APTI, Day 4 – Sangam Guide Centre, the Old Fort at Pune (Shaniwar Wada)

Saturday was a day to take it easy and combat jet lag. We started the morning off by visiting the “German Bakery” for some breakfast omelets. Although its name suggests otherwise, the German Bakery is actually run by Nepalese or Sri Lankans; their nationality is a bit of a mystery. Steven’s various friends, who among them speak various Indian dialects, have been unable to identify the language spoken by the workers.

However, the food at the German Bakery has some resemblance to what you might find in a bakery in North America, although, as always, with some local quirks.

After breakfast, we made our way to Steven’s office to make use of the Internet and get a few odds and ends done there. Irene wanted to visit Sangam, an International Girl Guide Centre, which happens to be just a short distance away from Steven’s office. Irene’s sister-in-law, Penny, has been to all of the other World Centres (Switzerland, the UK, and Mexico) with her three daughters, but has never made it to one in Pune, so we wanted to make a vicarious visit for her.

Pool and Palms at Sangam

Garden and Dorm Units Pool and Courtyard at Sangam

Pool & Palms at Sangam

Garden & Dorm Units


We began by walking but ended up getting a rickshaw for the last little distance.
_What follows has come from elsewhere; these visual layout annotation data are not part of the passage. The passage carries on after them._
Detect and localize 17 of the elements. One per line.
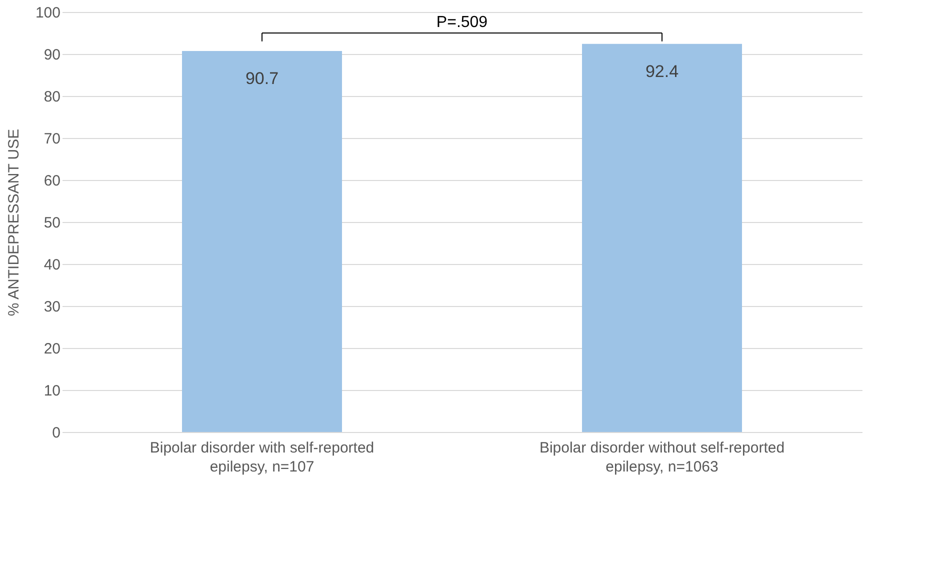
y-tick-label: 90 [44,46,60,64]
y-tick-label: 70 [44,130,60,148]
y-axis-title: % ANTIDEPRESSANT USE [5,128,22,316]
x-tick-label: Bipolar disorder without self-reported epilepsy, n=1063 [539,440,785,476]
data-label: 92.4 [645,62,679,81]
y-tick-label: 30 [44,298,60,316]
y-tick-label: 60 [44,172,60,190]
data-label: 90.7 [245,69,279,88]
y-tick-label: 40 [44,256,60,274]
x-tick-label: Bipolar disorder with self-reported epilepsy, n=107 [150,440,374,476]
y-tick-label: 0 [52,424,60,442]
y-tick-label: 80 [44,88,60,106]
annotation: P=.509 [436,14,488,31]
y-tick-label: 50 [44,214,60,232]
y-tick-label: 20 [44,340,60,358]
y-tick-label: 10 [44,382,60,400]
y-tick-label: 100 [35,4,60,22]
After walking around the grounds for a while and asking if the gift shop would be open, we found out that the gift shop only opened at tea time. We were just about to give up and leave, when someone noticed us and asked if we wanted a tour. We happily agreed, and ended up staying for lunch as well, which turned out to be a traditional Maharashtran meal, albeit toned down a bit for the participants, who had only just arrived the day before.

The day was fairly hot and drippy, so after lunch, we made it back to Steven’s apartment to cool down a bit with a mid-day shower.

Toward evening, when it was cooler, we made our way into an older section of Pune to visit an 18th century fort/palace. The palace and surrounding walls and battlements had been built by a rich and powerful family at the beginning of the 18th century. Unfortunately, the palace itself, a seven story complex, had burned down late in the 18th century, leaving only the stone foundations, but the walls and gates are still very much intact.

The fort gates View of the grounds from atop the gate Irene and Steven on the fort wall

The Fort gates

Garden from atop the gate

On the fort wall

While we were at the palace, we drew a certain amount of attention as the only westerners in the entire complex (and the only “tourists” sporting a camera). A pair of young teenage boys followed us around for a while, giggling to themselves, until they finally mustered up the courage to ask where we were from. Then they scooted off. Later, a young boy of five or so came up to me with a big grin and said “Hello,” obviously having been coached by his father, who was standing in the background. I extended my hand, and said, “Hello, there. How are you?” at which point his father prompted him to say, “Fine,” and he scuttled off with a grin on his face a mile wide. It was a curiously charming moment.

We rounded out the day with some more Indian food at a very nice little restaurant near Steven’s apartment and came home to get some much-needed sleep.